Noi crediamo che, ciascuno per la propria parte – la politica, il governo e il sistema delle imprese – debba dare una risposta a queste nostre rivendicazioni, perché ne va del futuro del Paese. Invece, constatiamo un andamento lento, anzi lentissimo, nell’assumere decisioni che spesso si perdono per strada o sono improduttive, quando non vanno addirittura nella direzione opposta a quella auspicata.
Convincere i decisori, favorire il Terzo settore
Noi non ci arrendiamo e continueremo a esercitare il nostro ruolo contrattuale, da un lato, e di denuncia e sollecitazione, dall’altro, convinti che la bontà e l’efficacia delle nostre proposte, come già accaduto tante volte in passato, siano in grado di spostare il consenso dell’opinione pubblica e di convincere così i decisori ad assumere le scelte da noi suggerite.
In senso figurato, noi immaginiamo che lavoro, merito ed eguaglianza debbano essere i vertici di un triangolo che, ad oggi, è ben lungi dall’aver raggiunto la forma armonica di un equilatero e che continua a mostrarsi, invece, in tutta la sua irregolarità.
Sono le istituzioni che devono porsi il problema di creare le condizioni di eguaglianza e di sviluppo, mettendo al centro il lavoro, il sociale, il welfare e l’economia reale.

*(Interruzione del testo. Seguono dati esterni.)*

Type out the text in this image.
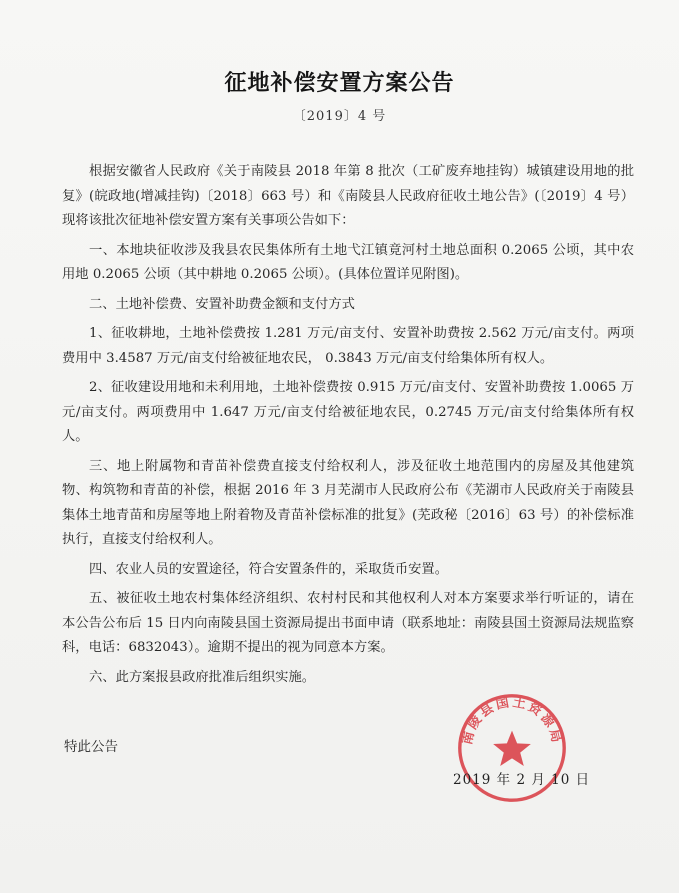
征地补偿安置方案公告
〔2019〕4 号

根据安徽省人民政府《关于南陵县 2018 年第 8 批次（工矿废弃地挂钩）城镇建设用地的批复》(皖政地(增减挂钩)〔2018〕663 号）和《南陵县人民政府征收土地公告》(〔2019〕4 号）现将该批次征地补偿安置方案有关事项公告如下：

一、本地块征收涉及我县农民集体所有土地弋江镇竟河村土地总面积 0.2065 公顷，其中农用地 0.2065 公顷（其中耕地 0.2065 公顷）。(具体位置详见附图)。

二、土地补偿费、安置补助费金额和支付方式

1、征收耕地，土地补偿费按 1.281 万元/亩支付、安置补助费按 2.562 万元/亩支付。两项费用中 3.4587 万元/亩支付给被征地农民， 0.3843 万元/亩支付给集体所有权人。

2、征收建设用地和未利用地，土地补偿费按 0.915 万元/亩支付、安置补助费按 1.0065 万元/亩支付。两项费用中 1.647 万元/亩支付给被征地农民，0.2745 万元/亩支付给集体所有权人。

三、地上附属物和青苗补偿费直接支付给权利人，涉及征收土地范围内的房屋及其他建筑物、构筑物和青苗的补偿，根据 2016 年 3 月芜湖市人民政府公布《芜湖市人民政府关于南陵县集体土地青苗和房屋等地上附着物及青苗补偿标准的批复》(芜政秘〔2016〕63 号）的补偿标准执行，直接支付给权利人。

四、农业人员的安置途径，符合安置条件的，采取货币安置。

五、被征收土地农村集体经济组织、农村村民和其他权利人对本方案要求举行听证的，请在本公告公布后 15 日内向南陵县国土资源局提出书面申请（联系地址：南陵县国土资源局法规监察科，电话：6832043）。逾期不提出的视为同意本方案。

六、此方案报县政府批准后组织实施。

特此公告
南陵县国土资源局
2019 年 2 月 10 日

In questo contesto, però, anche la società civile può giocare un ruolo importante, dando vita e concretezza con il proprio impegno al principio della sussidiarietà.
Terzo settore, volontariato, non profit sono tutte realtà che non solo tentano di riempire le enormi lacune create dalle disuguaglianze, ma sono di stimolo a far meglio anche per tutti i soggetti pubblici. Una pluralità e un pluralismo di esperienze e di realtà con cui ci confrontiamo e con le quali, spesso, condividiamo molte battaglie.
Anche per sottolineare l’importanza di questa dimensione, la UIL ha scelto di definirsi e di essere il sindacato delle persone, al servizio dei giovani, delle donne e di chi vive nelle periferie o nei luoghi lontani e spesso ai margini della società. Con la nostra piattaforma “Terzo Millennio” ci prefiggiamo di raggiungere chiunque abbia bisogno di aiuto e di ascoltare le esigenze e le aspettative di tutti coloro che, altrimenti, non avrebbero modo di rapportarsi al mondo sindacale e del lavoro.
Il welfare deve essere la prerogativa di uno Stato civile e moderno, ma anche i corpi sociali e la società civile possono e devono farsi carico di forme di assistenza che, peraltro, trovano già nell’azione dei patronati, un punto di riferimento ormai storico. Se a tutto ciò si aggiungono altre forme, sostenute dalle strumentazioni frutto delle innovazioni tecnologiche e della modernità, i risultati che si possono ottenere diventano davvero interessanti e incoraggianti.
Abbiamo tracciato una strada che consolida la nostra vocazione di sindacato laico e riformista nella società del terzo millennio. Perché la UIL è un sindacato che vuole confrontarsi e dialogare per affermare il valore del lavoro e il rispetto della vita e delle persone.